Proseguendo verso sud lungo la Daugava, i cui argini sono puliti e curati come l’altare maggiore della basilica di San Pietro a Roma, arrivo al museo dell’Olocausto. La presenza ebraica a Riga prima della seconda guerra mondiale era costituita da diverse decine di migliaia di individui e si era ridotta a poche centinaia alla fine del conflitto. Molti vennero rastrellati e uccisi nei boschi attorno alla città all’indomani dell’invasione nazista del 1941, quando i tedeschi ruppero il patto con i russi. Il museo è ovviamente molto toccante ma c’è una cosa che mi ha particolarmente colpito: in uno spazio aperto c’è un vagone merci di quelli usati per le deportazioni. Al suo interno, da un lato ci sono le gigantografie dei deportati, così da dare al visitatore la possibilità di vedere con i propri occhi cosa quel viaggio significava, dall’altro ci sono degli specchi. Ecco, lo specchio che riflette la tua immagine all’interno di un vagone di deportati è un vero pugno nello stomaco con un doppio messaggio: ti fa identificare con quelle persone, ti fa capire che erano uomini e donne qualunque, non persone rastrellate in modo mirato magari perché ritenute sovversive, e ti dice anche che domani nel vagone potresti ritrovarti tu, vittima sacrificale, capro espiatorio di un odio cieco che in un attimo può sfuggire di mano e colpire con furia criminale qualunque innocente.

Per tornare a respirare libero, salgo in cima al palazzo dell’Accademia lettone delle scienze, un orribile edificio nello stile staliniano pomposamente definito classicismo socialista, che svetta sgraziato verso il cielo oltre i cento metri di altezza.

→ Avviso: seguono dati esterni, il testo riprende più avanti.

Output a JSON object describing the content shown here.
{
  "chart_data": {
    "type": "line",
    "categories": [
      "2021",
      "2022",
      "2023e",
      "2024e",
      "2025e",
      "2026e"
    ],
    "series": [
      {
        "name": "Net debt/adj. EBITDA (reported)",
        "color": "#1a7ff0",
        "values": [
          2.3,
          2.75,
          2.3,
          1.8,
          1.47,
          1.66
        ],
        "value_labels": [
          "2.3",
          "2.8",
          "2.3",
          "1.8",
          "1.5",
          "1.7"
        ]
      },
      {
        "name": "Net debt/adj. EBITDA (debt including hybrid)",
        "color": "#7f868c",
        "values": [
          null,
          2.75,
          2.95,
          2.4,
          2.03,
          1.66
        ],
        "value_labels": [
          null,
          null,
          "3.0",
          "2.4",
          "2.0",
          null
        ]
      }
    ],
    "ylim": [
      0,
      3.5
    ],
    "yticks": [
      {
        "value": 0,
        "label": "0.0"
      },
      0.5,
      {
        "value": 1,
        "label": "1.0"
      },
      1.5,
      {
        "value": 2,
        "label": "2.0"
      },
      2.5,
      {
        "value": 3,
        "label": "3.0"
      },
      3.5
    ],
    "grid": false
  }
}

Dall’alto, però, si gode di una meravigliosa vista della città a trecentosessanta gradi che vale decisamente sia il prezzo del biglietto che lo sguardo austero e severo del solito impiegato scostante che lo vende.

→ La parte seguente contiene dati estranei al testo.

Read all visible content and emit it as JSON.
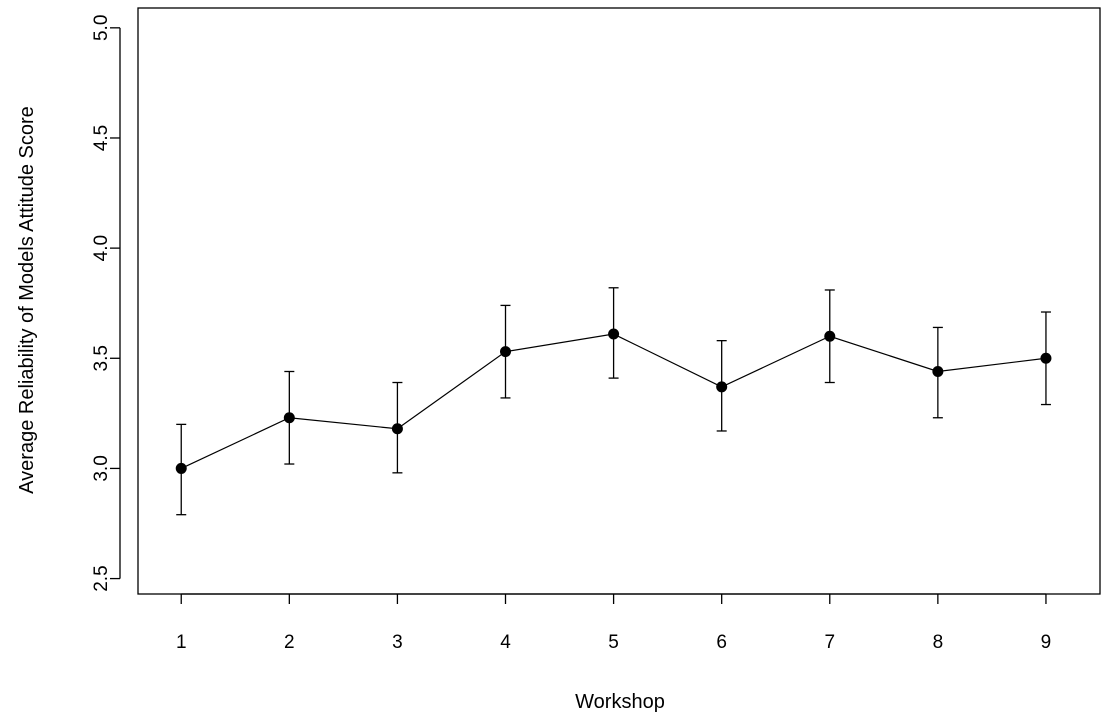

Ridiscendo, poi attraverso il fiume per l’altro obiettivo da bibliofilo: la maestosa e moderna biblioteca nazionale, un futuristico edificio che custodisce quattro milioni di volumi. Fortuna vuole che becco il giorno in cui è chiusa per una non meglio specificata manutenzione. Vabbè, anche la vista esterna vale la pena.

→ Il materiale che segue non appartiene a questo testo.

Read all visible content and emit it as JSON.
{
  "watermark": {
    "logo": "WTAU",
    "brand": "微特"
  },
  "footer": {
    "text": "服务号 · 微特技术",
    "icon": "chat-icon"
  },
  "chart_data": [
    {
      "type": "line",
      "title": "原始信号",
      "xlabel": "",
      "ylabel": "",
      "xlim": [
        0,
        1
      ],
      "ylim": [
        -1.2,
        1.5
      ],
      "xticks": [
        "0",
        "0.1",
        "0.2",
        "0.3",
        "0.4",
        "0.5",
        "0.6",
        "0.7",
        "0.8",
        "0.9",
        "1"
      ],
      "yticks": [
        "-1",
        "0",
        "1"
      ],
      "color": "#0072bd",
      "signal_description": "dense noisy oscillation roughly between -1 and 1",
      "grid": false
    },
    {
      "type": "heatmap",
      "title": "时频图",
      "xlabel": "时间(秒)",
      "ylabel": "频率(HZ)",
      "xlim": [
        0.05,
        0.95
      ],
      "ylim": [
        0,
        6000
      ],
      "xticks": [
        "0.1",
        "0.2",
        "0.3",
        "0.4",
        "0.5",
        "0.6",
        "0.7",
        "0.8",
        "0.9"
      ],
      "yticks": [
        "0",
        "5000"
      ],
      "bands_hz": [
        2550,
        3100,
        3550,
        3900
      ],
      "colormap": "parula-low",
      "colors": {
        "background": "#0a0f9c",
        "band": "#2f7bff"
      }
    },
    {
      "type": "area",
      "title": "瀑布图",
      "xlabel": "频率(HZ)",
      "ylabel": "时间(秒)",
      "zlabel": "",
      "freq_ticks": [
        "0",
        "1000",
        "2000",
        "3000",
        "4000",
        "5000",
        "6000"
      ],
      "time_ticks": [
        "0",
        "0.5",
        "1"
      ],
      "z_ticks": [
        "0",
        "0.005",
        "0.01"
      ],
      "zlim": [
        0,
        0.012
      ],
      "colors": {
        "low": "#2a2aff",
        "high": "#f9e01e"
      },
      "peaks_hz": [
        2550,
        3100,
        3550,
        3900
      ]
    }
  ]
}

Sul volo di ritorno leggo le ultime pagine del libro che ho portato con me, Il mago di Riga, di Giorgio Fontana, che narra la storia di Michail Tal’, il più giovane campione di scacchi della storia (prima di Kasparov). Il romanzo è scritto davvero magistralmente e anche in questa storia ci sono vite schiacciate dal potere violento e oppressivo della dittatura: un leitmotiv della storia lettone che i lettoni sono ben decisi a non voler ripetere più.

(Di Anime Baltiche ho scritto qui: lucianopiazza.com/2023/12/20/anime-baltiche-jan-brokken/)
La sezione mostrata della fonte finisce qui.